Das Dreadbox KOMOREBI reiht sich in die große Tradition analoger Modulationen auf Basis von BBD (Bucket-Brigade) ein: Diese Art von Schaltung wird wegen ihres lebendigen Klangs, der leichten natürlichen Kompression und dem "runden" Bewegungsempfinden geschätzt, das digitale Chorus/Flanger selten exakt reproduzieren. Während viele Pedale sich auf einen klassischen Chorus beschränken, geht das KOMOREBI dank eines breiten Verzögerungsbereichs und einstellbarem Feedback weiter und ermöglicht so den einfachen Wechsel zu ausgeprägteren Flangern oder sogar experimentelleren Effekten.
Seine Signatur ist auch seine Dreadbox-DNA: ein Pedal, das für den Dialog mit Maschinen (Synthesizer, Grooveboxen, Modularsysteme) konzipiert ist und nicht nur für die Gitarre. Das Ergebnis: ein Effekt, der sich wie ein echtes "Modul" für Modulation verhält, aber im Pedal-Format.
Das KOMOREBI richtet sich gleichermaßen an Gitarristen, Keyboarder und Synthesizer-Nutzer, die eine expressive analoge Modulation wünschen. Im subtilen Spiel verleiht es Cleans (Pop, Funk, Indie, Dream Pop) Breite und sofortige Geschmeidigkeit, verdickt Arpeggios oder Rhythmen und sorgt für das perfekte Vintage-Flattern in Atmosphären.
Mit intensiveren Einstellungen wird es zu einem mächtigen kreativen Werkzeug für Post-Rock, Psychedelic, Electro, Ambient und Experimental: sehr langsame Sweeps, "jet"-artige Flanger, metallische Resonanzen und statische Kammfilter-Texturen. Im Pedalboard platziert es sich gut vor einer Verzerrung für dichtere Sounds oder danach, um die Bewegung zu betonen. Im Studio glänzt es auf Synth-Bussen, Leads, Pads und sogar elektronischen Percussions.

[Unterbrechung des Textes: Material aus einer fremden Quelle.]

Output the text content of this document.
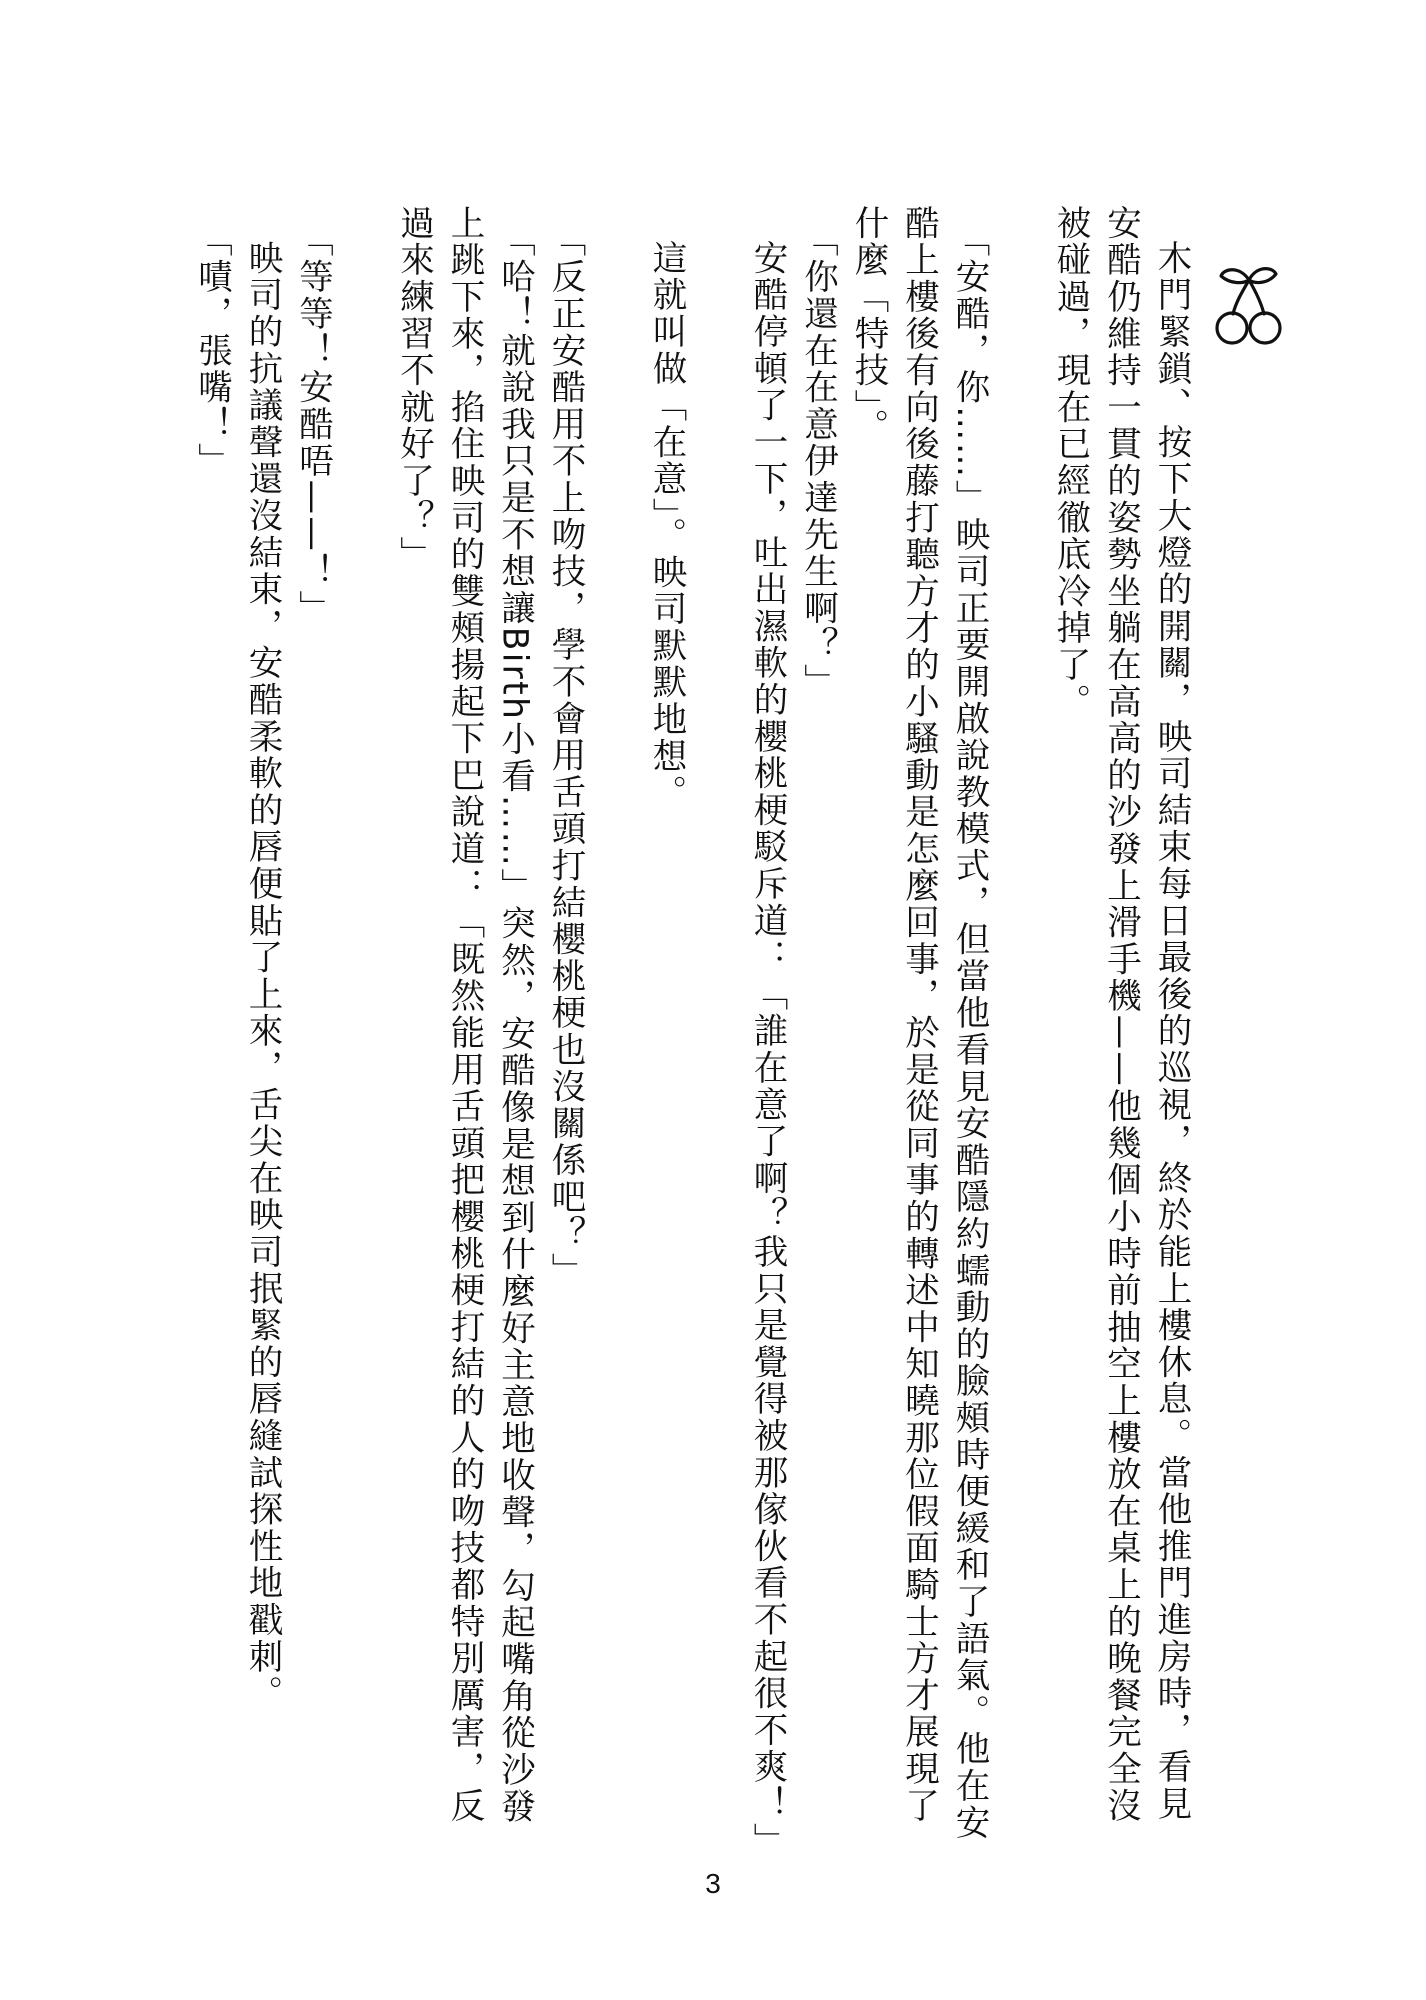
木門緊鎖、按下大燈的開關，映司結束每日最後的巡視，終於能上樓休息。當他推門進房時，看見安酷仍維持一貫的姿勢坐躺在高高的沙發上滑手機——他幾個小時前抽空上樓放在桌上的晚餐完全沒被碰過，現在已經徹底冷掉了。

「安酷，你……」映司正要開啟說教模式，但當他看見安酷隱約蠕動的臉頰時便緩和了語氣。他在安酷上樓後有向後藤打聽方才的小騷動是怎麼回事，於是從同事的轉述中知曉那位假面騎士方才展現了什麼「特技」。

「你還在在意伊達先生啊？」

安酷停頓了一下，吐出濕軟的櫻桃梗駁斥道：「誰在意了啊？我只是覺得被那傢伙看不起很不爽！」

這就叫做「在意」。映司默默地想。

「反正安酷用不上吻技，學不會用舌頭打結櫻桃梗也沒關係吧？」

「哈！就說我只是不想讓Birth小看……」突然，安酷像是想到什麼好主意地收聲，勾起嘴角從沙發上跳下來，掐住映司的雙頰揚起下巴說道：「既然能用舌頭把櫻桃梗打結的人的吻技都特別厲害，反過來練習不就好了？」

「等等！安酷唔——！」

映司的抗議聲還沒結束，安酷柔軟的唇便貼了上來，舌尖在映司抿緊的唇縫試探性地戳刺。

「嘖，張嘴！」

3
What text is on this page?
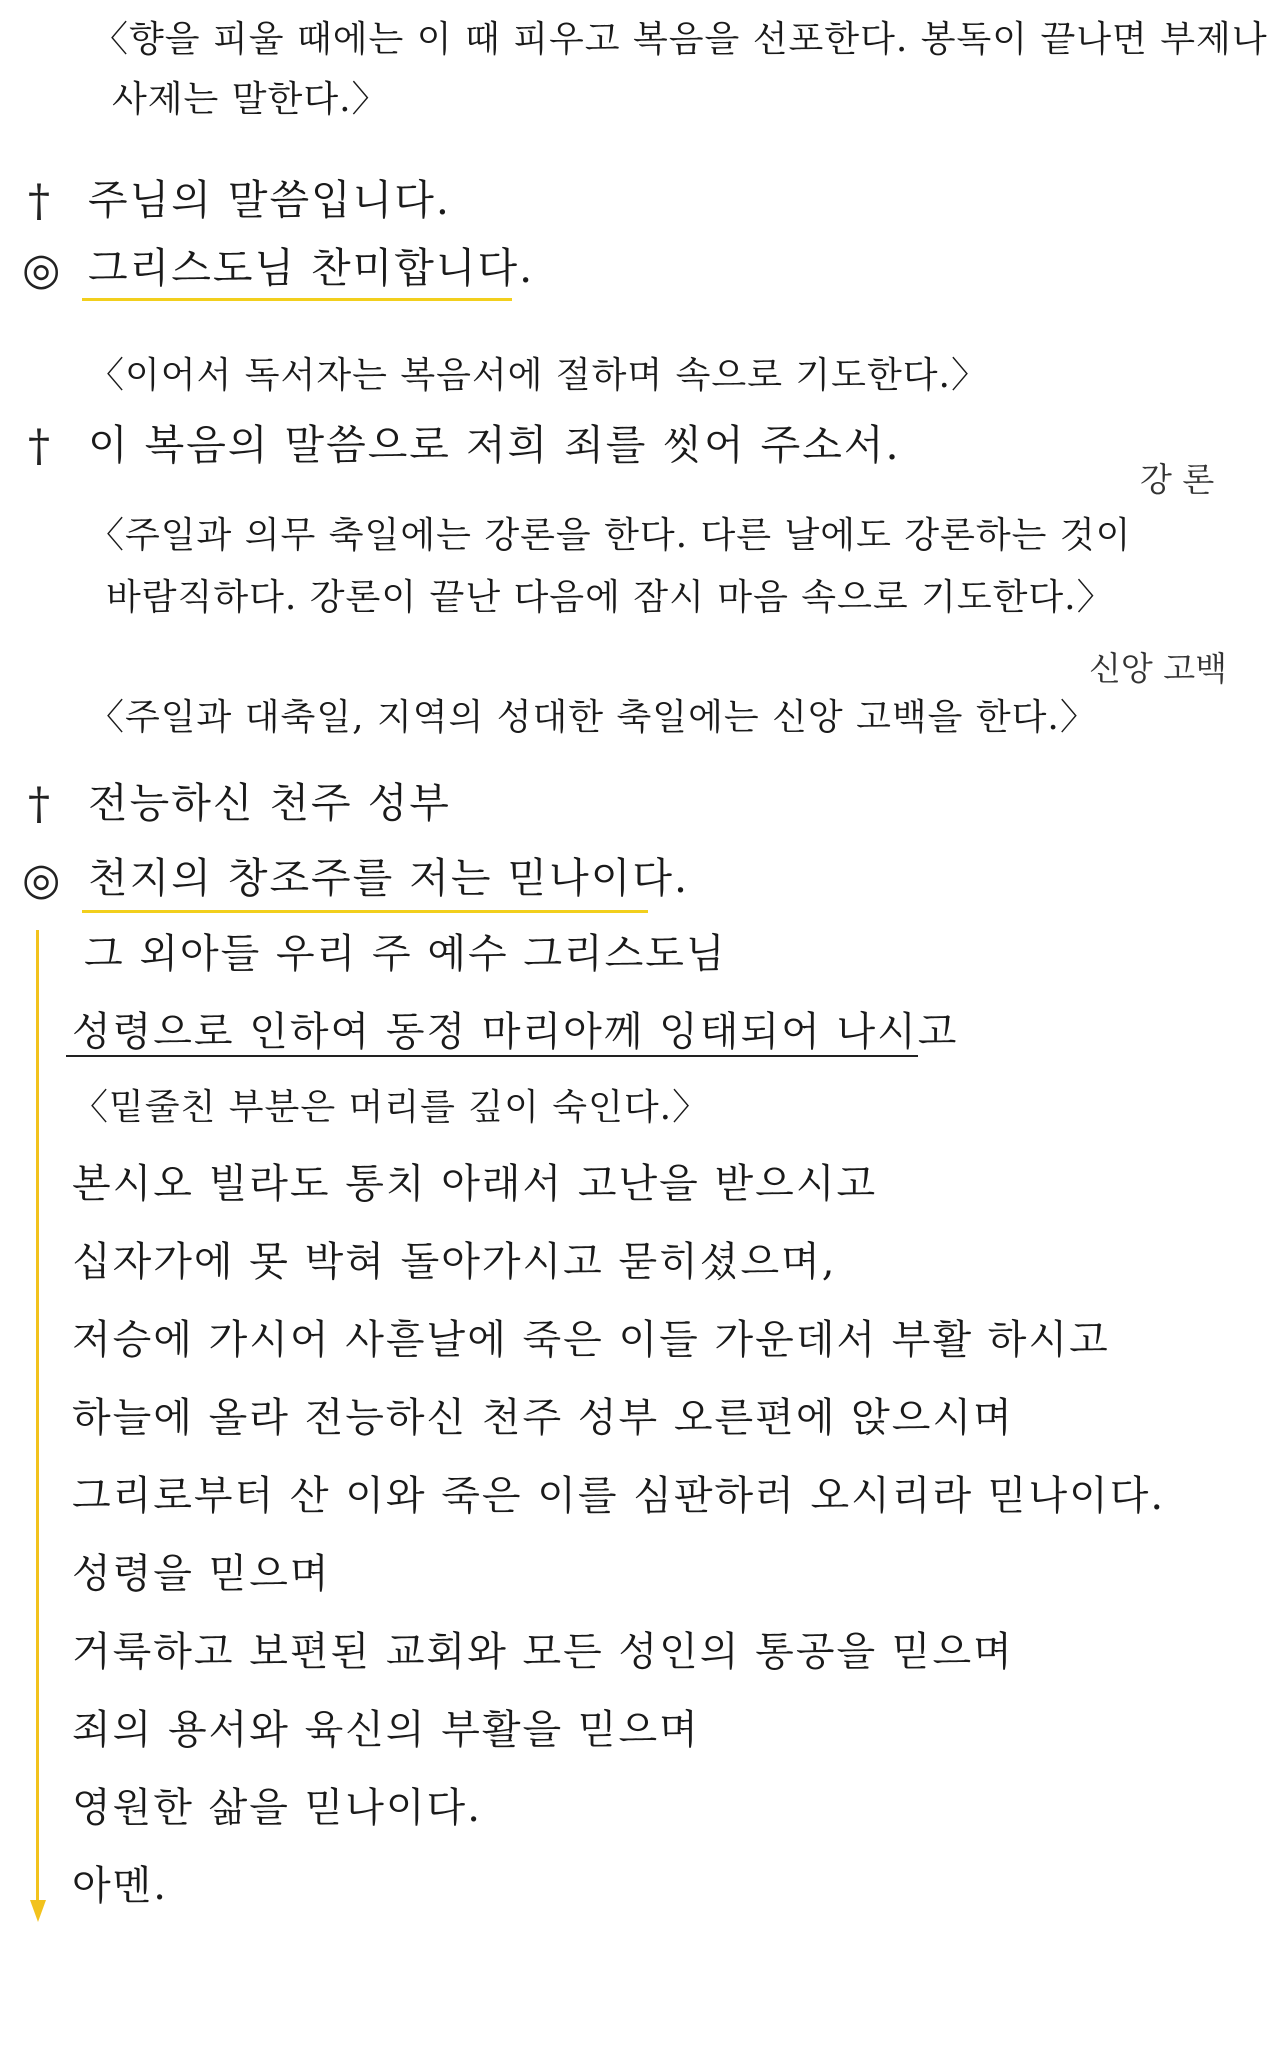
〈향을 피울 때에는 이 때 피우고 복음을 선포한다. 봉독이 끝나면 부제나
사제는 말한다.〉
† 주님의 말씀입니다.
◎ 그리스도님 찬미합니다.
〈이어서 독서자는 복음서에 절하며 속으로 기도한다.〉
† 이 복음의 말씀으로 저희 죄를 씻어 주소서.
강 론
〈주일과 의무 축일에는 강론을 한다. 다른 날에도 강론하는 것이
바람직하다. 강론이 끝난 다음에 잠시 마음 속으로 기도한다.〉
신앙 고백
〈주일과 대축일, 지역의 성대한 축일에는 신앙 고백을 한다.〉
† 전능하신 천주 성부
◎ 천지의 창조주를 저는 믿나이다.
그 외아들 우리 주 예수 그리스도님
성령으로 인하여 동정 마리아께 잉태되어 나시고
〈밑줄친 부분은 머리를 깊이 숙인다.〉
본시오 빌라도 통치 아래서 고난을 받으시고
십자가에 못 박혀 돌아가시고 묻히셨으며,
저승에 가시어 사흗날에 죽은 이들 가운데서 부활 하시고
하늘에 올라 전능하신 천주 성부 오른편에 앉으시며
그리로부터 산 이와 죽은 이를 심판하러 오시리라 믿나이다.
성령을 믿으며
거룩하고 보편된 교회와 모든 성인의 통공을 믿으며
죄의 용서와 육신의 부활을 믿으며
영원한 삶을 믿나이다.
아멘.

Das Herzstück des KOMOREBI ist eine einstellbare BBD-Verzögerungsleitung, die sowohl Chorus-Einstellungen (längere Verzögerung, geringes Feedback) als auch Flanger (kürzere Verzögerung, stärkeres Feedback) abdeckt. Der LFO bietet drei Wellenformen (Sägezahn, Dreieck, invertierter Sägezahn): Diese Auswahl verändert das Bewegungsempfinden radikal, von einem sanften, gleichmäßigen Effekt bis zu einem nervösen, scharfen Sweep.
Ein großer Vorteil ist die Möglichkeit, das Gleichgewicht zwischen einer vom LFO gesteuerten Modulation und einer "statischen" Verzögerungseinstellung zu dosieren. Praktisch können Sie eine dezente Bewegung beibehalten, ein ausgeprägteres Wobbeln erzeugen oder den Effekt einfrieren, um einen echten statischen Kammfilter zu erhalten, der auf Pads, Drones und Sequenzen sehr inspirierend wirkt.
Schließlich machen seine drei Patchpunkte das KOMOREBI zu einem hervorragenden Begleiter für ein modulares Setup: CV-Eingänge zur Steuerung bestimmter Parameter und ein LFO-Ausgang zur Synchronisation/Modulation anderer Geräte. Es ist ein Pedal, das zum Spielen... aber auch zum Patchen gedacht ist.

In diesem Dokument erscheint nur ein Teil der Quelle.